L'histoire pourrait se répéter pour l'athlète de Rouyn-Noranda en ce qui a trait à la médaille d'or, puisque la Russe Svetlana Tsarukaeva, qui l'a devancée sur le podium, a aussi été convaincue de dopage un mois après Maneza.

Le CIO n'a toutefois pas statué sur ce dossier pour l'instant.

Le ménage du CIO

Au total, huit sportifs qui avaient participé aux Jeux de Londres ont été sanctionnés jeudi. Parmi eux, une autre médaillée, de bronze cette fois : la Bélarusse Marina Shkermankova, également haltérophile (69 kg).

Les autres sports touchés sont le lancer du marteau et le saut à la perche (un cas chacun, concernant deux Russes qui n'avaient pas été médaillés).

Le cas d'un neuvième sportif, le lutteur russe Besik Kudukhov, a lui été classé, car il est mort en décembre 2013. La médaille d'argent qu'il avait remportée ne lui a donc pas été retirée à titre posthume.

Comme de nombreuses autres prises depuis cet été, les sanctions annoncées jeudi se basent sur de nouvelles analyses d'échantillons prélevés lors de JO passés.

Un large échantillon

Au total, sur les Jeux de Pékin 2008 et de Londres 2012, le CIO a déjà fait analyser 1243 échantillons grâce à des méthodes scientifiques qui ont évolué depuis et sur la base d'informations ciblées recueillies depuis l'été 2015.

Le dopage est un sujet plus brûlant que jamais dans l'olympisme. Avant les Jeux de 2016, à Rio, un gigantesque scandale de dopage d'État a ainsi privé la Russie de plus de 110 sportifs, dont la quasi-totalité en athlétisme.

Les rouages de ce système de dopage d'État avaient été dévoilés par un rapport commandé par l'Agence mondiale antidopage (AMA) au juriste canadien Richard McLaren.
Seule la première partie de ce rapport avait été publiée. Mercredi, l'AMA a annoncé que la seconde partie serait rendue publique début décembre.

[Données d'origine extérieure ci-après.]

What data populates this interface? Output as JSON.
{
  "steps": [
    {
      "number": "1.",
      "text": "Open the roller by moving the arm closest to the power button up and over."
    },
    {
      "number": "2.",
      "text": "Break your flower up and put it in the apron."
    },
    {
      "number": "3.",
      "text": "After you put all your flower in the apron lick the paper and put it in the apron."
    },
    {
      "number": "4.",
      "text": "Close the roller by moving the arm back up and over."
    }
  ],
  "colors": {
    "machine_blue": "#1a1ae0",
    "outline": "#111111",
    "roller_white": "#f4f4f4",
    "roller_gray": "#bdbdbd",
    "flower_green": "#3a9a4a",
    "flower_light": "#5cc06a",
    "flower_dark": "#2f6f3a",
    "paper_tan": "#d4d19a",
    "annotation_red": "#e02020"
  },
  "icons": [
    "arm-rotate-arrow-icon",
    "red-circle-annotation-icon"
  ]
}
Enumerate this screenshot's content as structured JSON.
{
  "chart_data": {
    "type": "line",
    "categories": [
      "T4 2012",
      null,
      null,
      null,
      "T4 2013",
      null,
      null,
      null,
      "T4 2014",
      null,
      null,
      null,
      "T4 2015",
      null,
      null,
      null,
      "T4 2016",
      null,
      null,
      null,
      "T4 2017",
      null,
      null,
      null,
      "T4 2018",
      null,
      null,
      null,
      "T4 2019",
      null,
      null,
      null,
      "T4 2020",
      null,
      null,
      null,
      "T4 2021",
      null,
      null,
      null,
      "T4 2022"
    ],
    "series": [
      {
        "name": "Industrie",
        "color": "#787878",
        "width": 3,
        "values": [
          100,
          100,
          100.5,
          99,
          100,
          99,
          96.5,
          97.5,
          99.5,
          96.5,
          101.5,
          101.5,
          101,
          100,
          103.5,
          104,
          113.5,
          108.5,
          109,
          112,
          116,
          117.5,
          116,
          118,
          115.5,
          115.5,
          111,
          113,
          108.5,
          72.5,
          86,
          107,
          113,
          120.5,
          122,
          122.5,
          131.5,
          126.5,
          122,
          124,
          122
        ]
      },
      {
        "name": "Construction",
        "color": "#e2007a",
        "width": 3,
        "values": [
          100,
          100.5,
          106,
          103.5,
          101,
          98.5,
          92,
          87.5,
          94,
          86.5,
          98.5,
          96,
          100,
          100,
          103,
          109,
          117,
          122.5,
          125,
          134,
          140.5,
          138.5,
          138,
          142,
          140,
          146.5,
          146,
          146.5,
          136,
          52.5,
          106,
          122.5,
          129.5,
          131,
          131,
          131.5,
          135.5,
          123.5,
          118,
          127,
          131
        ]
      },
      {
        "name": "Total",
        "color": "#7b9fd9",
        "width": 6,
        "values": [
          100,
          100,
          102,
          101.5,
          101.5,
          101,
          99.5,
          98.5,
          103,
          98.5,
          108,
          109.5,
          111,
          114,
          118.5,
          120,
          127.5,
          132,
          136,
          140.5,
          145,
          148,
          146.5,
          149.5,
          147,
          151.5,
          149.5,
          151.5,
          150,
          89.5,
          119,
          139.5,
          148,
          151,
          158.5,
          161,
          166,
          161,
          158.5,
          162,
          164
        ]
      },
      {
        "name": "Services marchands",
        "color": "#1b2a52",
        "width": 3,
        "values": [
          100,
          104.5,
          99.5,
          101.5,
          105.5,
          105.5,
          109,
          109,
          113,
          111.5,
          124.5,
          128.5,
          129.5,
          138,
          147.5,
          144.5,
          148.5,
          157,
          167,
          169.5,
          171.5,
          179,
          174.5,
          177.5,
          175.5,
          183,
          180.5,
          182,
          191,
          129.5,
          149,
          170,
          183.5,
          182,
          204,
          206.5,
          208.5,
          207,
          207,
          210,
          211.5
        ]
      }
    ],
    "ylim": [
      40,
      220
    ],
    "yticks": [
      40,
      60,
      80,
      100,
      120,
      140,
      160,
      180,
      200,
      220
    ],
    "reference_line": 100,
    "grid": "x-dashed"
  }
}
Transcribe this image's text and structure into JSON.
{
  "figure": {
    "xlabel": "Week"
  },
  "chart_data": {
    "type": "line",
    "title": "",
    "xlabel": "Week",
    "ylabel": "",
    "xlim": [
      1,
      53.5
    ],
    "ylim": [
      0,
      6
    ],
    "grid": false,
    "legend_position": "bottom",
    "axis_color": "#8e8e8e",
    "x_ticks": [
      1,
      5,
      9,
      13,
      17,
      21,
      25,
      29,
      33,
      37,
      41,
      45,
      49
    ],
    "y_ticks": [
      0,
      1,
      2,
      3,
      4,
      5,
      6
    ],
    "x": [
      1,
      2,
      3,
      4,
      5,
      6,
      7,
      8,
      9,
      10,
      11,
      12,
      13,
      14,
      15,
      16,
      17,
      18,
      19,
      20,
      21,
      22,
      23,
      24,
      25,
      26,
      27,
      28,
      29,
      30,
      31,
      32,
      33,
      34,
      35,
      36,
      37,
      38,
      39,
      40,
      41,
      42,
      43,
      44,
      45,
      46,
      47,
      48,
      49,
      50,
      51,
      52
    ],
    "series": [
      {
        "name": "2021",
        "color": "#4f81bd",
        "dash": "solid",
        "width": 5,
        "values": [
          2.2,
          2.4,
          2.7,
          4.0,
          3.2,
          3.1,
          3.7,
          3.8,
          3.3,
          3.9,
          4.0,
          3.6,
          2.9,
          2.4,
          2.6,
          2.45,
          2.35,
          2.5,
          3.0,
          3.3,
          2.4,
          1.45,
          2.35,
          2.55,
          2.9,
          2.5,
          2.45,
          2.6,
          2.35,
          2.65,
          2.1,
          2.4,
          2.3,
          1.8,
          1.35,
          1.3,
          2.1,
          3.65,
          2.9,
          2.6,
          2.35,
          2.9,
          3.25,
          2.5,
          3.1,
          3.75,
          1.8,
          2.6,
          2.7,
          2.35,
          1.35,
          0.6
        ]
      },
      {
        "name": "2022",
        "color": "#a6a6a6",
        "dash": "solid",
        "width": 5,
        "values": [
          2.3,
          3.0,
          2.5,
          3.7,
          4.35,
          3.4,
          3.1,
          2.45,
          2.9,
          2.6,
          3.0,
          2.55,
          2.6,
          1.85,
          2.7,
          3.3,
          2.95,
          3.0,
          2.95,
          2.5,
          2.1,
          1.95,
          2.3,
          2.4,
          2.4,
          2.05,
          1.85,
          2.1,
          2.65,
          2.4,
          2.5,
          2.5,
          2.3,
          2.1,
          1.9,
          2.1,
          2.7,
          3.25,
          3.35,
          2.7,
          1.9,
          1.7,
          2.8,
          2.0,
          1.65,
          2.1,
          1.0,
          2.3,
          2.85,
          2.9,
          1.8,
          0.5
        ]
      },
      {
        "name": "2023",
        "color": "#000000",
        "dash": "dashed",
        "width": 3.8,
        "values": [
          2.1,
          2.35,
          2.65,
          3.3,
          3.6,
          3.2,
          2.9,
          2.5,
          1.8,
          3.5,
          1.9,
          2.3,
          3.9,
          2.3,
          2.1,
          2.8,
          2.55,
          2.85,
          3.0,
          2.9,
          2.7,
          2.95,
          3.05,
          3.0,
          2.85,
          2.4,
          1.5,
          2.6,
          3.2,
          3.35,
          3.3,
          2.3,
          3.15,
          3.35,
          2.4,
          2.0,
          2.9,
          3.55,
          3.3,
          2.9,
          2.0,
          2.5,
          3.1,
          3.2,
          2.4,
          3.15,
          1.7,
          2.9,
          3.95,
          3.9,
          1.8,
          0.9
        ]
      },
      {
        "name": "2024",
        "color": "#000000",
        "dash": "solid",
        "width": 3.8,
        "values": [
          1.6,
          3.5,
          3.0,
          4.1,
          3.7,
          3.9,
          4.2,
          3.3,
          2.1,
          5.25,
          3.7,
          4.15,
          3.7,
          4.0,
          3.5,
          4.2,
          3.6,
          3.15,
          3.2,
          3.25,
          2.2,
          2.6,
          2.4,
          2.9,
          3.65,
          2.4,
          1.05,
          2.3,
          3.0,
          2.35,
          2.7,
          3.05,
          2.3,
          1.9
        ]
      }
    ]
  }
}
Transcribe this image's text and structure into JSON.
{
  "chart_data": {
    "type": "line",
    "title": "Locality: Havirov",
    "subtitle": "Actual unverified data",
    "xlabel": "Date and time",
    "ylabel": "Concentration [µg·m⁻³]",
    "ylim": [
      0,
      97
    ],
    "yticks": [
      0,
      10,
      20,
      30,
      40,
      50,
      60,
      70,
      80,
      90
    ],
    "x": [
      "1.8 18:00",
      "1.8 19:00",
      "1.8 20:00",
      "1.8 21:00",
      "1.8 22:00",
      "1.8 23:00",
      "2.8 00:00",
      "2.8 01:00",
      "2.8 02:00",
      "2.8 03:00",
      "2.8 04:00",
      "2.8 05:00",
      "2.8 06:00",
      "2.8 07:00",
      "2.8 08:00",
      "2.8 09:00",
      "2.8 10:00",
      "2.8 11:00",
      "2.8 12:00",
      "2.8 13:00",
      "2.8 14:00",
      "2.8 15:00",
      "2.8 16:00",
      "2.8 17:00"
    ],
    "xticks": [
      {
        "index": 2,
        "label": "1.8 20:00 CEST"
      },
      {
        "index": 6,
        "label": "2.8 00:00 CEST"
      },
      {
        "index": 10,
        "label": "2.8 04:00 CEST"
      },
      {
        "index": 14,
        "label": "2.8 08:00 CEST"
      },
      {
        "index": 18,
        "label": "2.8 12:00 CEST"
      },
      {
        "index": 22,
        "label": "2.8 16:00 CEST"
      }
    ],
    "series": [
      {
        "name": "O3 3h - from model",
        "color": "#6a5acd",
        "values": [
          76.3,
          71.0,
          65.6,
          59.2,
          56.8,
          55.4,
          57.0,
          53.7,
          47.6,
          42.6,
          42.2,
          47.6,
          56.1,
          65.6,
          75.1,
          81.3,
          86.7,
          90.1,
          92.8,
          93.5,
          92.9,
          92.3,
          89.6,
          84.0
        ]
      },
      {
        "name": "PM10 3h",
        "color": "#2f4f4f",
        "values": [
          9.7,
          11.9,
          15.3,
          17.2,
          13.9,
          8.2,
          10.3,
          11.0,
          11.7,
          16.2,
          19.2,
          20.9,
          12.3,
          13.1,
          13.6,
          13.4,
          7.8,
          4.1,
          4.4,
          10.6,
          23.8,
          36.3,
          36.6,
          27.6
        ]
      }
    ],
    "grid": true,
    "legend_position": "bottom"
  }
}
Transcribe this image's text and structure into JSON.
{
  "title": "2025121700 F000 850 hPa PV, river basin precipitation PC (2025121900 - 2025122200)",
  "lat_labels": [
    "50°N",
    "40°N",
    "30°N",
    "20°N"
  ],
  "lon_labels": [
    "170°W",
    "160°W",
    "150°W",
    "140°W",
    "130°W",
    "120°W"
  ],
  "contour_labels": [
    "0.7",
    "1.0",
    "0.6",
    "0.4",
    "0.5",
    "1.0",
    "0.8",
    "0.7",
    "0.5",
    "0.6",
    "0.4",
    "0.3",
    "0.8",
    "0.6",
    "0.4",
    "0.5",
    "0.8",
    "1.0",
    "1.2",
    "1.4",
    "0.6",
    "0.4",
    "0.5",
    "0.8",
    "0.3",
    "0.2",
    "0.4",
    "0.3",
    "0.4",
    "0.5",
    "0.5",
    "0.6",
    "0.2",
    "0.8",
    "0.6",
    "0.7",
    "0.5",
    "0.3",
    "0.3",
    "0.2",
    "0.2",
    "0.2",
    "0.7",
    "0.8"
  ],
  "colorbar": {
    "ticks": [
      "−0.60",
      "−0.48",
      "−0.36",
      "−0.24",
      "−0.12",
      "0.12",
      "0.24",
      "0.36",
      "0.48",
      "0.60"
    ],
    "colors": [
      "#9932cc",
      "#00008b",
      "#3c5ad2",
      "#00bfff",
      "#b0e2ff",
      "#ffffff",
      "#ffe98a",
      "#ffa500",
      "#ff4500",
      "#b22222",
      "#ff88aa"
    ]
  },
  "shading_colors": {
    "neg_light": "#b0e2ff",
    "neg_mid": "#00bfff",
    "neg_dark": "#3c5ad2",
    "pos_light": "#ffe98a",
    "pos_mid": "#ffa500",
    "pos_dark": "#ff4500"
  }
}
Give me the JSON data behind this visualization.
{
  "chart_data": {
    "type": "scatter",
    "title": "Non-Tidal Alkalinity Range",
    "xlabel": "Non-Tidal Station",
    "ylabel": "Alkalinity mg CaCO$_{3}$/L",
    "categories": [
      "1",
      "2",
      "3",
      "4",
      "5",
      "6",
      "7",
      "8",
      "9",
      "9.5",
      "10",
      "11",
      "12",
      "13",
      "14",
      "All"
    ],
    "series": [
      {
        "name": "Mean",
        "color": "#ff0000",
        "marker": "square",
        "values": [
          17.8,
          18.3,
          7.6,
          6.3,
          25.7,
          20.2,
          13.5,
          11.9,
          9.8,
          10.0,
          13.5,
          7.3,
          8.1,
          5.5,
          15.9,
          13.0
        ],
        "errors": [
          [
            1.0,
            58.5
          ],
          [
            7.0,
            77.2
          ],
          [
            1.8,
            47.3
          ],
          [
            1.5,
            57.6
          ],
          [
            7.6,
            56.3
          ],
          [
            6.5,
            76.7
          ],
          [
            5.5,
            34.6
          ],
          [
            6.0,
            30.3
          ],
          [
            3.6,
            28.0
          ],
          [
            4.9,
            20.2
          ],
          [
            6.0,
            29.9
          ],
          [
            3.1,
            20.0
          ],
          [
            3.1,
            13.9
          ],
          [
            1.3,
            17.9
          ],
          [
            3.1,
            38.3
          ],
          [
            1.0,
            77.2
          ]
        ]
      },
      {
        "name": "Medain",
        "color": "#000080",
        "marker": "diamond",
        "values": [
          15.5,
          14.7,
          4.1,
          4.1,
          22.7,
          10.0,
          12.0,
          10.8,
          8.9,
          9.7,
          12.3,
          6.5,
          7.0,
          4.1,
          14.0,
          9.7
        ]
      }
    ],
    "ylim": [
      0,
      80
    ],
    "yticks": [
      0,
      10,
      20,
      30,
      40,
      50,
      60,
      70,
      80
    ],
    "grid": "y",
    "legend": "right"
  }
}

Par ailleurs, début octobre, le CIO a prôné une réforme du système de lutte antidopage s'appuyant sur deux mesures essentielles.

D'abord, rendre les contrôles antidopage indépendants des fédérations sportives en les confiant à une nouvelle structure créée sous l'autorité de l'AMA.

Ensuite, faire prononcer les premières sanctions non plus par les fédérations, mais par le Tribunal arbitral du sport (TAS) qui jugeait jusqu'alors uniquement les appels en matière en dopage.

Il ne s'agit toutefois que de recommandations à ce stade et la mise en oeuvre de cette réforme s'annonce longue et complexe. L'AMA doit se pencher sur ces propositions dans une réunion qu'elle tiendra à Glasgow, en Écosse, le 20 novembre.